What the $5,000 compensation covers
The up-to-$5,000 figure is associated with the settlement and claims process that followed the breach and related litigation. It is important to note that the specific payout cap, eligibility rules, and reimbursement categories do not appear in the regulatory filings posted by California or Massachusetts. Those state records confirm the breach itself but do not contain settlement terms.
That means affected consumers should not rely solely on news summaries to understand what they can claim.
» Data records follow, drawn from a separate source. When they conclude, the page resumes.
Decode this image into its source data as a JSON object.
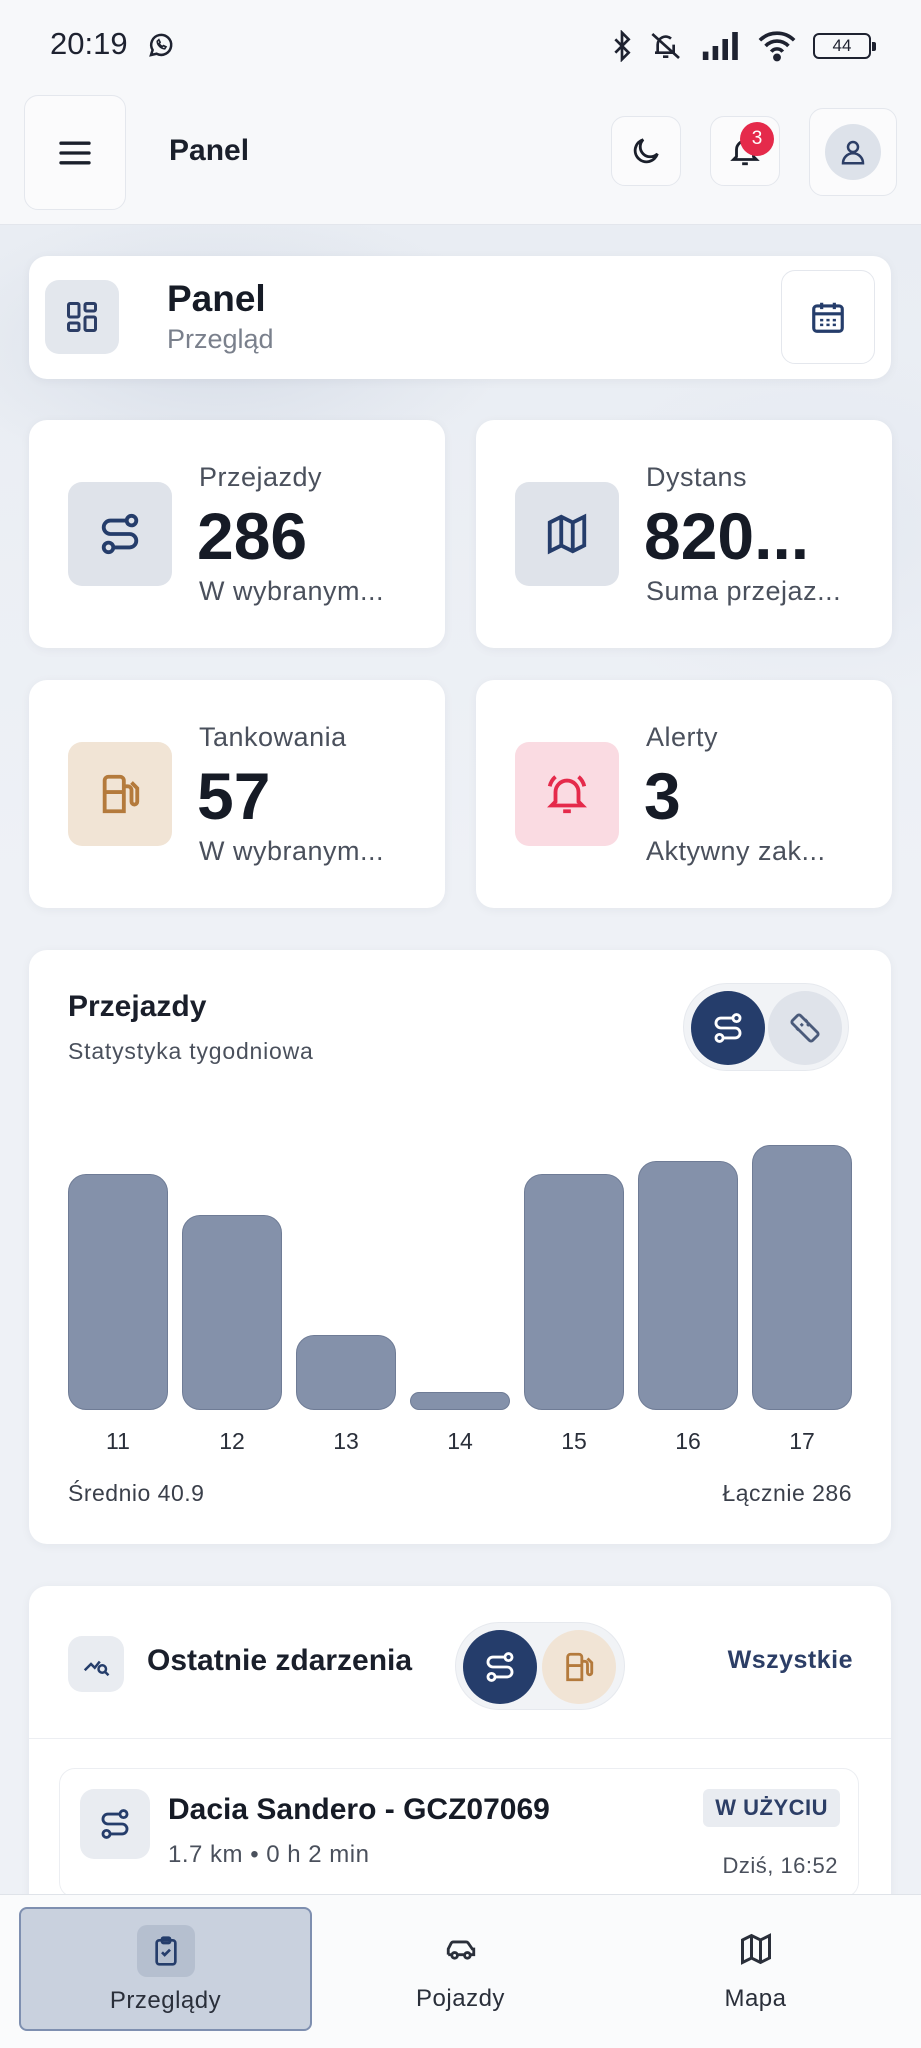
{
  "status_bar": {
    "time": "20:19",
    "battery": "44"
  },
  "app_bar": {
    "title": "Panel",
    "notification_count": "3"
  },
  "header": {
    "title": "Panel",
    "subtitle": "Przegląd"
  },
  "stats": [
    {
      "label": "Przejazdy",
      "value": "286",
      "sub": "W wybranym..."
    },
    {
      "label": "Dystans",
      "value": "820...",
      "sub": "Suma przejaz..."
    },
    {
      "label": "Tankowania",
      "value": "57",
      "sub": "W wybranym..."
    },
    {
      "label": "Alerty",
      "value": "3",
      "sub": "Aktywny zak..."
    }
  ],
  "chart": {
    "title": "Przejazdy",
    "subtitle": "Statystyka tygodniowa",
    "average_label": "Średnio 40.9",
    "total_label": "Łącznie 286"
  },
  "chart_data": {
    "type": "bar",
    "categories": [
      "11",
      "12",
      "13",
      "14",
      "15",
      "16",
      "17"
    ],
    "values": [
      57,
      47,
      18,
      4,
      57,
      60,
      64
    ],
    "ylim": [
      0,
      70
    ],
    "grid": false,
    "color": "#8491aa"
  },
  "events": {
    "title": "Ostatnie zdarzenia",
    "all_link": "Wszystkie",
    "items": [
      {
        "name": "Dacia Sandero - GCZ07069",
        "meta": "1.7 km • 0 h 2 min",
        "status": "W UŻYCIU",
        "time": "Dziś, 16:52"
      }
    ]
  },
  "nav": [
    {
      "label": "Przeglądy",
      "icon": "clipboard-check-icon",
      "active": true
    },
    {
      "label": "Pojazdy",
      "icon": "car-icon",
      "active": false
    },
    {
      "label": "Mapa",
      "icon": "map-icon",
      "active": false
    }
  ],
  "colors": {
    "accent": "#253d6b",
    "alert": "#e52a4b",
    "fuel": "#b47a3c"
  }
}
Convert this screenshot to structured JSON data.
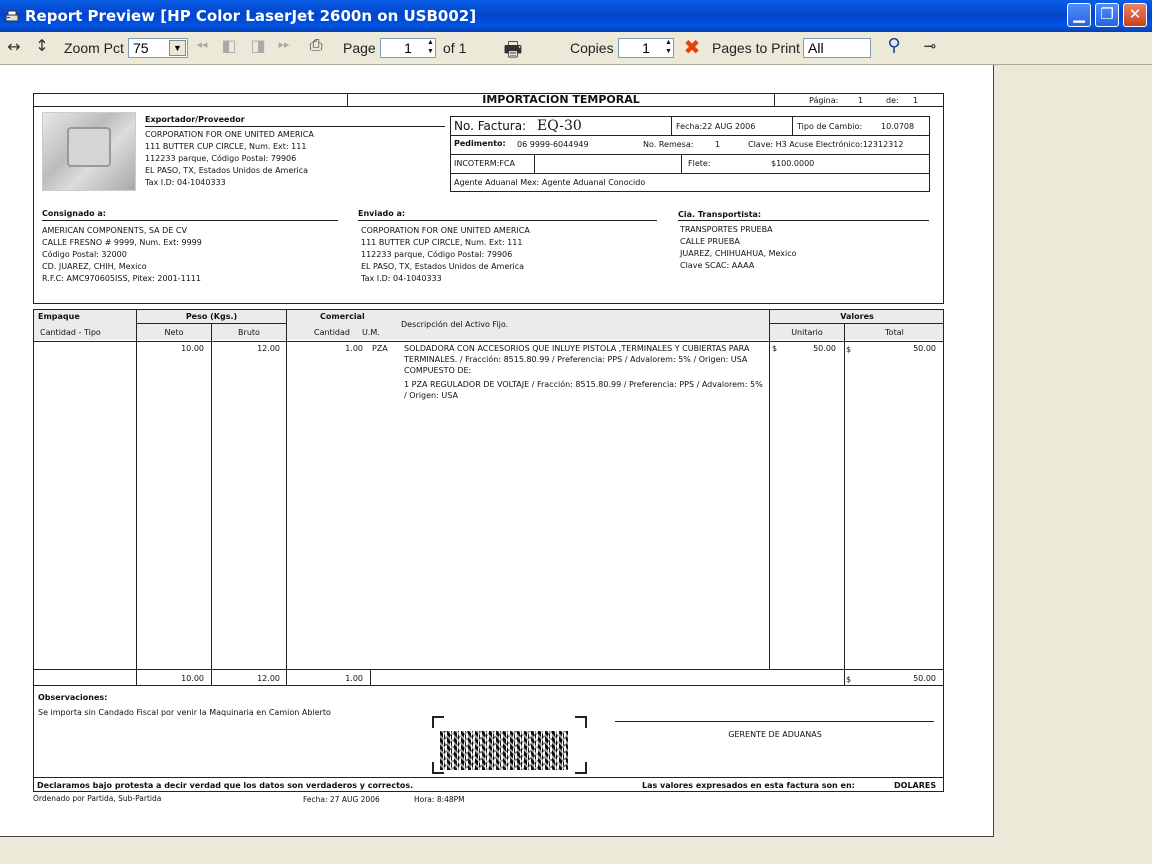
{
  "window": {
    "title": "Report Preview   [HP Color LaserJet 2600n on USB002]"
  },
  "toolbar": {
    "zoom_label": "Zoom Pct",
    "zoom_value": "75",
    "page_label": "Page",
    "page_value": "1",
    "of_label": "of 1",
    "copies_label": "Copies",
    "copies_value": "1",
    "pages_label": "Pages to Print",
    "pages_value": "All"
  },
  "report": {
    "title": "IMPORTACION TEMPORAL",
    "pagina_label": "Página:",
    "pagina": "1",
    "de_label": "de:",
    "de": "1",
    "exportador": {
      "heading": "Exportador/Proveedor",
      "lines": [
        "CORPORATION FOR ONE UNITED AMERICA",
        "111 BUTTER CUP CIRCLE, Num. Ext: 111",
        "112233 parque, Código Postal: 79906",
        "EL PASO, TX, Estados Unidos de America",
        "Tax I.D: 04-1040333"
      ]
    },
    "factura": {
      "label": "No. Factura:",
      "value": "EQ-30",
      "fecha": "Fecha:22 AUG 2006",
      "tipo_cambio_label": "Tipo de Cambio:",
      "tipo_cambio": "10.0708",
      "pedimento_label": "Pedimento:",
      "pedimento": "06  9999-6044949",
      "remesa_label": "No. Remesa:",
      "remesa": "1",
      "clave": "Clave: H3 Acuse Electrónico:12312312",
      "incoterm": "INCOTERM:FCA",
      "flete_label": "Flete:",
      "flete": "$100.0000",
      "agente": "Agente Aduanal Mex:  Agente Aduanal Conocido"
    },
    "consignado": {
      "heading": "Consignado a:",
      "lines": [
        "AMERICAN COMPONENTS, SA DE CV",
        "CALLE FRESNO # 9999, Num. Ext: 9999",
        "Código Postal: 32000",
        "CD. JUAREZ, CHIH, Mexico",
        "R.F.C: AMC970605ISS, Pitex: 2001-1111"
      ]
    },
    "enviado": {
      "heading": "Enviado a:",
      "lines": [
        "CORPORATION FOR ONE UNITED AMERICA",
        "111 BUTTER CUP CIRCLE, Num. Ext: 111",
        "112233 parque, Código Postal: 79906",
        "EL PASO, TX, Estados Unidos de America",
        "Tax I.D: 04-1040333"
      ]
    },
    "transportista": {
      "heading": "Cia. Transportista:",
      "lines": [
        "TRANSPORTES PRUEBA",
        "CALLE PRUEBA",
        "JUAREZ, CHIHUAHUA, Mexico",
        "Clave SCAC: AAAA"
      ]
    },
    "table": {
      "h_empaque": "Empaque",
      "h_cantidad_tipo": "Cantidad - Tipo",
      "h_peso": "Peso (Kgs.)",
      "h_neto": "Neto",
      "h_bruto": "Bruto",
      "h_comercial": "Comercial",
      "h_cantidad": "Cantidad",
      "h_um": "U.M.",
      "h_desc": "Descripción del Activo Fijo.",
      "h_valores": "Valores",
      "h_unitario": "Unitario",
      "h_total": "Total",
      "row": {
        "neto": "10.00",
        "bruto": "12.00",
        "cantidad": "1.00",
        "um": "PZA",
        "desc1": "SOLDADORA CON ACCESORIOS QUE INLUYE PISTOLA ,TERMINALES Y CUBIERTAS PARA TERMINALES. / Fracción: 8515.80.99 / Preferencia: PPS / Advalorem: 5% / Origen: USA",
        "desc2": "COMPUESTO DE:",
        "desc3": "1  PZA   REGULADOR DE VOLTAJE / Fracción: 8515.80.99 / Preferencia: PPS / Advalorem: 5% / Origen: USA",
        "unit_cur": "$",
        "unitario": "50.00",
        "total_cur": "$",
        "total": "50.00"
      },
      "totals": {
        "neto": "10.00",
        "bruto": "12.00",
        "cantidad": "1.00",
        "cur": "$",
        "total": "50.00"
      }
    },
    "observaciones": {
      "heading": "Observaciones:",
      "text": "Se importa sin Candado Fiscal por venir la Maquinaria en Camion Abierto"
    },
    "firma": "GERENTE DE ADUANAS",
    "declaracion": "Declaramos bajo protesta a decir verdad que los datos son verdaderos y correctos.",
    "valores_exp": "Las valores expresados en esta factura son en:",
    "moneda": "DOLARES",
    "footer": {
      "orden": "Ordenado por Partida, Sub-Partida",
      "fecha": "Fecha:  27 AUG 2006",
      "hora": "Hora:    8:48PM"
    }
  }
}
Instead, anyone who received a breach notification letter from Avis should review that letter carefully. It should identify the claims administrator, outline what expenses are eligible for reimbursement (such as costs related to fraud, credit monitoring, or time spent resolving identity theft), and provide instructions for filing.
If you received a notice but have misplaced it, contact Avis directly or check with the claims administrator referenced in the settlement. Do not wait until the last minute: the June 21 deadline leaves little room for delays in processing or mailing.
What Avis has and hasn’t said publicly
Avis’s public response has been limited to what state law requires. The company filed the mandatory breach notifications and sent letters to affected individuals, but no detailed public statement from Avis executives about the root cause, the specific vulnerability exploited, or the full scope of remediation efforts appears in the state filings from California and Massachusetts.
It is also unclear from those filings alone whether Avis offered complimentary credit monitoring to all affected customers, which has become standard practice after large-scale breaches. Consumers who received a notification letter should check whether such an offer was included and, if so, enroll promptly. Free credit monitoring does not prevent fraud, but it can alert you to suspicious activity on your accounts far sooner than you would catch it on your own.
Steps to take before the June 21 claims deadline
If you rented from Avis between August 3 and August 6, 2024, or if you received a breach notification letter at any point afterward, here is what you should do now:
- Locate your breach notice. Check your mail and email for a letter from Avis or its claims administrator. This is your primary document for filing a claim.
- Verify the notice is legitimate. Cross-check the dates (August 3 through August 6, 2024) and any contact information against the official filings on the California Attorney General’s website.
- File your claim before June 21. Follow the instructions in your notice to submit documentation of any losses, out-of-pocket expenses, or time spent dealing with fraud tied to the breach. Keep copies of everything you send.
- Monitor your credit reports. Request free reports from AnnualCreditReport.com and review them for unfamiliar accounts or inquiries. You are entitled to free weekly reports from all three major bureaus.
- Watch your card statements. The breach exposed credit and debit card numbers. Review recent and upcoming statements line by line, and report any unauthorized charges to your bank immediately.
- Consider a credit freeze. A freeze prevents new accounts from being opened in your name and is free to place and lift at each of the three major credit bureaus (Equifax, Experian, and TransUnion). Given that driver’s license numbers were exposed, this step is especially worth considering.
The types of data confirmed in this breach are not the kind that become less dangerous over time. Driver’s license numbers do not expire as quickly as credit cards, and they are widely used as identity verification. Even if you have not noticed fraud yet, the risk of misuse can persist for years. Filing a claim before the deadline and locking down your credit now are the two most concrete steps you can take to protect yourself.